Most people think of the gender reveal as something that happens in the midst of pregnancy, an opportunity for a couple to learn the sex of their baby surrounded by family and friends.

For Marvin Duré and wife, Magniola, they decided to go old school and find out in the delivery room, when their firstborn came into the world.

Their private moment, though, and his reaction when he discovered it was a girl and announced it to his wife, has gone viral.

Decked out in blue scrubs and cap, his wife shielded by a sheet, it was up to Duré to let her know.

On the video the baby can be heard crying in the background, someone asking, "What is it?"

"Ohhhhh," Duré answered, anxiously moving about, eyes wide in the clasp shot.

"It's a girl," he exclaimed, leaning down to tell his wife.

Melodie Faith Duré was born April 25 at Wayne Memorial Hospital, weighing 7 pounds, 2 ounces and measuring 22 inches long.

The Brooklyn, N.Y. couple returned to Goldsboro almost a year ago, where the staff sergeant is stationed at Seymour Johnson Air Force Base. He was previously stationed here from 2010-2013.

"This was my first base," he said.

The couple only recently agreed to wait until delivery to learn the gender, Duré said.  His wife had wanted to know in advance but he "kind of talked her into it," he said and she was on board.

The plan was for him to have a camera and capture the experience. He also told the doctor that he wanted to be the one to tell his wife the baby's gender.

They did have their own predictions going in, he said.

"She thought it was going to be a girl and I thought it was going to be a boy," he said. "We had like a bet in our family that pretty much, if it was a girl she'd get a push gift and if it was a boy, I'd get a gift from her."

While he admits he was hoping for a junior version of himself and his wife had similar feelings about a baby girl, Duré said he had felt a tug at his heart to have "daddy's little girl."

And then came the moment they had anticipated.

Magniola wasn't able to see because of the drape separating the couple from hospital staff working to deliver their child.

Duré had his camera in hand and the anesthesiologist took his phone to record the moment.

"When the baby came out I was just like, it was just a miracle for me honestly, to see the baby come out," he said. "I just froze.

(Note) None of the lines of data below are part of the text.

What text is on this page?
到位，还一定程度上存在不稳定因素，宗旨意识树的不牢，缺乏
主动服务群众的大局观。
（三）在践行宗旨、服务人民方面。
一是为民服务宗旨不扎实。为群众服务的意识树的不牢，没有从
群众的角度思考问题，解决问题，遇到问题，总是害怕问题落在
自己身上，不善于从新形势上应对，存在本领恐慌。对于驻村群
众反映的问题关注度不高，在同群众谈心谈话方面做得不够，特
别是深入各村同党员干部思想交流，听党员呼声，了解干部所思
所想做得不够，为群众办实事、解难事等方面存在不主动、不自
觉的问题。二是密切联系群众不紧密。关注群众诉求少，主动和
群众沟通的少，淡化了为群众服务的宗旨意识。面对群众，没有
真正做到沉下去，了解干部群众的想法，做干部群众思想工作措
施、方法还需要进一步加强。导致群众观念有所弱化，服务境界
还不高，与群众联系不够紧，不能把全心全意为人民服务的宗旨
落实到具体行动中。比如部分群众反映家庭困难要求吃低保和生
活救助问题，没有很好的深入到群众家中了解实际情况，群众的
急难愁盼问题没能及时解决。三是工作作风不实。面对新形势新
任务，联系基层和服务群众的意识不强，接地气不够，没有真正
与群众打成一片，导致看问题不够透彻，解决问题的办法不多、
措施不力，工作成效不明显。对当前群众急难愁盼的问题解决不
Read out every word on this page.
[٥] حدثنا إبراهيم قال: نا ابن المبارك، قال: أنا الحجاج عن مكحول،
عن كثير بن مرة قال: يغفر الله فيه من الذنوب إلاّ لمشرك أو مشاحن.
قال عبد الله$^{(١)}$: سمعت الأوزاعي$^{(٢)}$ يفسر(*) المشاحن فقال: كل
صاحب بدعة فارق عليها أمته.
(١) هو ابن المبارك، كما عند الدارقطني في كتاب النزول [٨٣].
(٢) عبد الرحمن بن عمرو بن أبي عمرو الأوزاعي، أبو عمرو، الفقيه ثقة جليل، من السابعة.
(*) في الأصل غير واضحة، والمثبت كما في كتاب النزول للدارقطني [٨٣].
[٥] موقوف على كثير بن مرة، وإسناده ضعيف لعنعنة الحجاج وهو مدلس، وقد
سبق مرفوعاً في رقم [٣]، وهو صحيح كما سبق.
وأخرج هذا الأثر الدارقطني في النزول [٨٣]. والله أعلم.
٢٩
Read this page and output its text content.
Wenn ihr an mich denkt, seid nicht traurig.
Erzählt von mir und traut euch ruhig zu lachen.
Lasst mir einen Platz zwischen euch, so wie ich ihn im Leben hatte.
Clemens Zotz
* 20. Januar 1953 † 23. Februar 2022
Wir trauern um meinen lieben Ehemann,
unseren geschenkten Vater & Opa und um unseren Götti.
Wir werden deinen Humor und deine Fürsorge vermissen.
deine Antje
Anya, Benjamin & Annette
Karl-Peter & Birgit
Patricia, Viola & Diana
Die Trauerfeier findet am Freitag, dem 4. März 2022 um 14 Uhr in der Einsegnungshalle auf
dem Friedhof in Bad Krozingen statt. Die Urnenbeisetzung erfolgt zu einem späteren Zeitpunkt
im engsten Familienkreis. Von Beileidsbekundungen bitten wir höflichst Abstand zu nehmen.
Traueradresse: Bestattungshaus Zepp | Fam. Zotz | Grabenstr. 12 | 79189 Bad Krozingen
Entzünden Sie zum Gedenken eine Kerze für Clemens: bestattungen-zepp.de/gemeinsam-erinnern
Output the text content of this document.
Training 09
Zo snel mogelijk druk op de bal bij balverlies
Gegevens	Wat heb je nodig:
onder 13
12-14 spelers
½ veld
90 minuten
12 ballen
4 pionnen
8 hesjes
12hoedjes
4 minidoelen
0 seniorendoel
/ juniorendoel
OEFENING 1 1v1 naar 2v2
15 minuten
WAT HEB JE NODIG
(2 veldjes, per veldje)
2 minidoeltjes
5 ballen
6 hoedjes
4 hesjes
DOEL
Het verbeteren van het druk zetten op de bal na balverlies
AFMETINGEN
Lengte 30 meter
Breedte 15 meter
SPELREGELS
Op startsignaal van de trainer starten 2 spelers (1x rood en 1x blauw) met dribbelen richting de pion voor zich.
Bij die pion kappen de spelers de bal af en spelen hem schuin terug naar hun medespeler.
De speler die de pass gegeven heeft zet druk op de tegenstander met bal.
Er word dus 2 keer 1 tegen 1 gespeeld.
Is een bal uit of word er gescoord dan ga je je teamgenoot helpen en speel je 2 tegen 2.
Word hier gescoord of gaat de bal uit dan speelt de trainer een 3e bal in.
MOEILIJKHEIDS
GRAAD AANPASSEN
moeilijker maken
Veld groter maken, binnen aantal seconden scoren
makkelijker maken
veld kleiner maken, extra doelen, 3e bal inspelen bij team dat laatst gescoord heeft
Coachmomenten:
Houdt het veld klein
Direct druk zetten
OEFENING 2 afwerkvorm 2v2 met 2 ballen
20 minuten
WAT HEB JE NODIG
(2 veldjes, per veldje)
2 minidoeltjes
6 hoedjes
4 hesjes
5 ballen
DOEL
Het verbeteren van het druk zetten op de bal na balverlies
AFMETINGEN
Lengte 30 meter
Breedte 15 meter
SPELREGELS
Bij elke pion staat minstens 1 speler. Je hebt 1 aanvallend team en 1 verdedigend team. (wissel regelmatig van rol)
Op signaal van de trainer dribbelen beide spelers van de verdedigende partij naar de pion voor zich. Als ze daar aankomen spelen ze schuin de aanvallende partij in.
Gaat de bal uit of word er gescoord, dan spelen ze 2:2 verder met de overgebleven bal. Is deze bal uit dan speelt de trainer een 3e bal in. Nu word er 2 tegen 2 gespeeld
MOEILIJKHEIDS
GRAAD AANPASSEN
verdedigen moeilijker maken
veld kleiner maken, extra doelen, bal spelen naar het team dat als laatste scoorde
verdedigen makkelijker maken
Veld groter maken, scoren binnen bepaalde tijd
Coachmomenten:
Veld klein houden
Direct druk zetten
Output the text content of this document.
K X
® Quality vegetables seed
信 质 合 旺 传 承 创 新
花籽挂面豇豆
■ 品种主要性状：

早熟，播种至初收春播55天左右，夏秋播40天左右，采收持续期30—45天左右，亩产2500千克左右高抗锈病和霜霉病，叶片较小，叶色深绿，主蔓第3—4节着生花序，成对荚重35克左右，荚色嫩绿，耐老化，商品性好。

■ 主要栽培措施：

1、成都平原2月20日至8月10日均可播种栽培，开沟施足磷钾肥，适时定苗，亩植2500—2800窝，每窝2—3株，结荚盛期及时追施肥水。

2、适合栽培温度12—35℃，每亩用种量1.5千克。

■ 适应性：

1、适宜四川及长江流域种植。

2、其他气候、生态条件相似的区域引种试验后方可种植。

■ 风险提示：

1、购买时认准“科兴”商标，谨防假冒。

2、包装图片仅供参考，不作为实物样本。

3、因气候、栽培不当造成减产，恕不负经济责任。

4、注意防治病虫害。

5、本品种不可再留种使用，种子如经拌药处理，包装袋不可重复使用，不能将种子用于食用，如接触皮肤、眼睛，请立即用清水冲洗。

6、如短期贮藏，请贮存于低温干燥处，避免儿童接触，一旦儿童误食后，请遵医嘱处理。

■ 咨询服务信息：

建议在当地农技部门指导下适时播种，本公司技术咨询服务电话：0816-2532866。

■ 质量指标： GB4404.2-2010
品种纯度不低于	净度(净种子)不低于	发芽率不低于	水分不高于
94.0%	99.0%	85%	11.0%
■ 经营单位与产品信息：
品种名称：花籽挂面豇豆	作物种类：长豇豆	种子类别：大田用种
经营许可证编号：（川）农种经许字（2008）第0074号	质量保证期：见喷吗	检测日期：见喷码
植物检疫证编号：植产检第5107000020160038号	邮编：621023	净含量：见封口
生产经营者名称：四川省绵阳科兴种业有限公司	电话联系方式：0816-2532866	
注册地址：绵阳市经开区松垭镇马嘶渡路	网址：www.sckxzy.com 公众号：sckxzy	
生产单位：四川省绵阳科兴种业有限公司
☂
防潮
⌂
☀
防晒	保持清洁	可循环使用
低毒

"I was elated, so happy, shocked and everything."

 Swept up in the excitement, it took him a few seconds to come to his senses, he said with a laugh.

But he knew it was up to him to make good on the promise to share the news with his wife.

"That's when I announced that it was a girl," he said. "But I was in shock at the moment."

It has been an incredible experience, he said Wednesday.

Bringing home their own baby, nestling in to their new roles as parents, Duré said his heart is full.

And his daughter is already showing her personality.

"She's very attentive but she's funny," he said. "I don't know if I can explain funny, but she does a little dance and it's just her.

"And then she'll look at you like she wants to sleep all day but then she'll open like one of her eyes and just start looking at you. Then she'll smile and shuts her eyes and goes back to sleep."

The proud papa said he had no idea the 15-second delivery room video posted on his YouTube, Instagram and Facebook accounts would gain traction.

"It was pretty much for all of the people that I knew," he said. "I don't know what happened but a day or two later someone from LittleThings.com contacted me and wanted to use it on their site. They said they liked the video and wanted to use it and advertise it on their site, on their page.

"After that it just started one thing after another. And now we're here, at 38,000-plus views."